The final deal is more in New York’s favor with New Jersey set to lose out on $1 billion, reported NJ.com.

Murphy had been steadfast against the model Congress used over the past 10 months, while he was also running for reelection in a tight race against a Republican challenger. 

On Tuesday, Murphy said in a statement that getting the recovery funds was the top priority for the region’s recovery.

“Nothing is more critical to our region’s economic recovery than our mass transportation system. With this agreement, we ensure a reliable and safe commute as workers return to their offices,” Murphy said.

‘Compromise Formula’

Lieber of the MTA told reporters at an unrelated presser Tuesday that the states reached a compromise after New Jersey officials acknowledged they were getting $300-400 million from Philadelphia area commuters. 

“We used a complicated formula called ‘Compromise Formula,'” Lieber joked when asked how he got New Jersey to agree. “They were getting a good chunk of money and that played into … how the compromise was reached, because they were comfortable in the end. Both sides got comfortable with the compromise.”

MTA officials now work to get the lion’s share of the Empire State’s allocation, but officials are still figuring out the exact distribution among local transit agencies, Lieber said.

The authority’s original goal was to get $10.5 billion and Lieber hoped to still hit that target with the newly-unlocked funds and the $2.2 billion in supplemental ARPA money the state can now apply for.

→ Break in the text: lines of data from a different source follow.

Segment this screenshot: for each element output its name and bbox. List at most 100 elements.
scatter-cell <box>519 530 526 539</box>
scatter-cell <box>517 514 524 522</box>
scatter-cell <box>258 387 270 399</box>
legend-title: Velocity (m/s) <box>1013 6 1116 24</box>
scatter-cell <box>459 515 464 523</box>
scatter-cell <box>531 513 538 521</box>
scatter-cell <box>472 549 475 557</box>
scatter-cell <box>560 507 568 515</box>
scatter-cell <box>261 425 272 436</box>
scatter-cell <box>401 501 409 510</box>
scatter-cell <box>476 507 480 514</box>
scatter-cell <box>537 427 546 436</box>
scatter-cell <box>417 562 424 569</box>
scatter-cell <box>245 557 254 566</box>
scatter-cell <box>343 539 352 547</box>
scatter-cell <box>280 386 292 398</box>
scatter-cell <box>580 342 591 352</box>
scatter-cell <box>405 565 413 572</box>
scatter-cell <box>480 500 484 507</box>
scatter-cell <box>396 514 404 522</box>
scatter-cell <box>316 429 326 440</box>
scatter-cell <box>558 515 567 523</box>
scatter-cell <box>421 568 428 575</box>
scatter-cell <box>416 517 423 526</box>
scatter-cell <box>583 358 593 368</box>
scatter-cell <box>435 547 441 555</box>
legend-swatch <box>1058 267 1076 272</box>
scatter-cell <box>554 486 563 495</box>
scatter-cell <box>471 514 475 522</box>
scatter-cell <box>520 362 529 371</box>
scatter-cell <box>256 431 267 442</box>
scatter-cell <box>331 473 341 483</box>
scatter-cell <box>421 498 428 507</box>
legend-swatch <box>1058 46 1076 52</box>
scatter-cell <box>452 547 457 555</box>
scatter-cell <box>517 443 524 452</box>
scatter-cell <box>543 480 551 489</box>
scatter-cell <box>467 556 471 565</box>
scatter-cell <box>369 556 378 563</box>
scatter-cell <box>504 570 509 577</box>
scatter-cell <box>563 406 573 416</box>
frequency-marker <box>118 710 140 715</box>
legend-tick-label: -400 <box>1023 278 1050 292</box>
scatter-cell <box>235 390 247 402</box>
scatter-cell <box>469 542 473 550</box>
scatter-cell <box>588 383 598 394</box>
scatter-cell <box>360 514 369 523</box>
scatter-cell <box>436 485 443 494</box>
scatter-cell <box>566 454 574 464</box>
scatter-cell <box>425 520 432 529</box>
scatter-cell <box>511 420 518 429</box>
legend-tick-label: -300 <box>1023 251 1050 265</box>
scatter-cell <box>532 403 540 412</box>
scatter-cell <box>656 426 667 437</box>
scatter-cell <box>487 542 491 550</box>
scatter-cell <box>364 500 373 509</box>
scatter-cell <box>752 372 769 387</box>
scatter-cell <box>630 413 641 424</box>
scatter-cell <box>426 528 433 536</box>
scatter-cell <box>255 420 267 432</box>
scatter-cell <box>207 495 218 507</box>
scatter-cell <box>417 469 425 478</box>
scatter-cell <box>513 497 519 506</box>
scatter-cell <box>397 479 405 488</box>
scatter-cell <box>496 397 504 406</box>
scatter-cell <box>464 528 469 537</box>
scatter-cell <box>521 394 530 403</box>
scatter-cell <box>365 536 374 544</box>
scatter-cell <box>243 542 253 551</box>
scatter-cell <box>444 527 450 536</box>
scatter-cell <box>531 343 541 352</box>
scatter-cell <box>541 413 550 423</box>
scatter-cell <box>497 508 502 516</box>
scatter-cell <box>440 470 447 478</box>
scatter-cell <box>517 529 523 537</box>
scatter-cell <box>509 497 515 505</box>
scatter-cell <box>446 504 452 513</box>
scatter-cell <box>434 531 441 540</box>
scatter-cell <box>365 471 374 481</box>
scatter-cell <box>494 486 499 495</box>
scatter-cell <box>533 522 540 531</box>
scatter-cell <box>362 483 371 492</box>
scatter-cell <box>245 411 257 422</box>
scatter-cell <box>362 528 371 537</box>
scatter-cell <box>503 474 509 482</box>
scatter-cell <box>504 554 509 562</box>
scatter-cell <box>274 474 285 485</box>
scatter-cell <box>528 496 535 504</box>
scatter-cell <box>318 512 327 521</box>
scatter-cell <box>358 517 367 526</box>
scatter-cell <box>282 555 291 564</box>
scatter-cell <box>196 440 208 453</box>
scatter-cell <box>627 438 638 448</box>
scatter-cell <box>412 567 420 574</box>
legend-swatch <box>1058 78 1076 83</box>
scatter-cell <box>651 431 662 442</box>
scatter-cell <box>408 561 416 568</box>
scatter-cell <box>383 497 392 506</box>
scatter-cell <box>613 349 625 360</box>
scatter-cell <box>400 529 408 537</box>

“There’s still a little bit of allocation inside the state of New York that’s ongoing,” he said. “We have an opportunity — because of the supplemental, the 2.2 billion that’s discretionary — to hit the $10.5 which has always been our goal.”

What about the infrastructure bill?

The money is separate from the $10 billion the MTA is slated to get from the five-year, $1.2 trillion infrastructure bill that just passed in the House on Friday, Nov. 5, which will go to funding more Americans with Disability Act (ADA) accessibility and zero-emissions buses.

MTA will also compete for funding to support larger construction efforts like the extension of the Second Avenue Subway, according to Lieber.

“While we don’t know exactly what will be funded in every category, it’s pretty likely the Second Avenue Subway is going to be the first to benefit,” the transit big said. 

Biden’s infrastructure bill also contains $24 billion targeting the transit improvements along the Northeast Corridor, one of the world’s busiest stretches of rail between Boston and Washington, D.C.

Those funds could boost MTA projects like adding four new Metro-North stops in the Bronx along Amtrak tracks, also known as Penn Station Access, the recently-revived Penn Station redesign, and the Gateway Tunnel project under the Hudson River.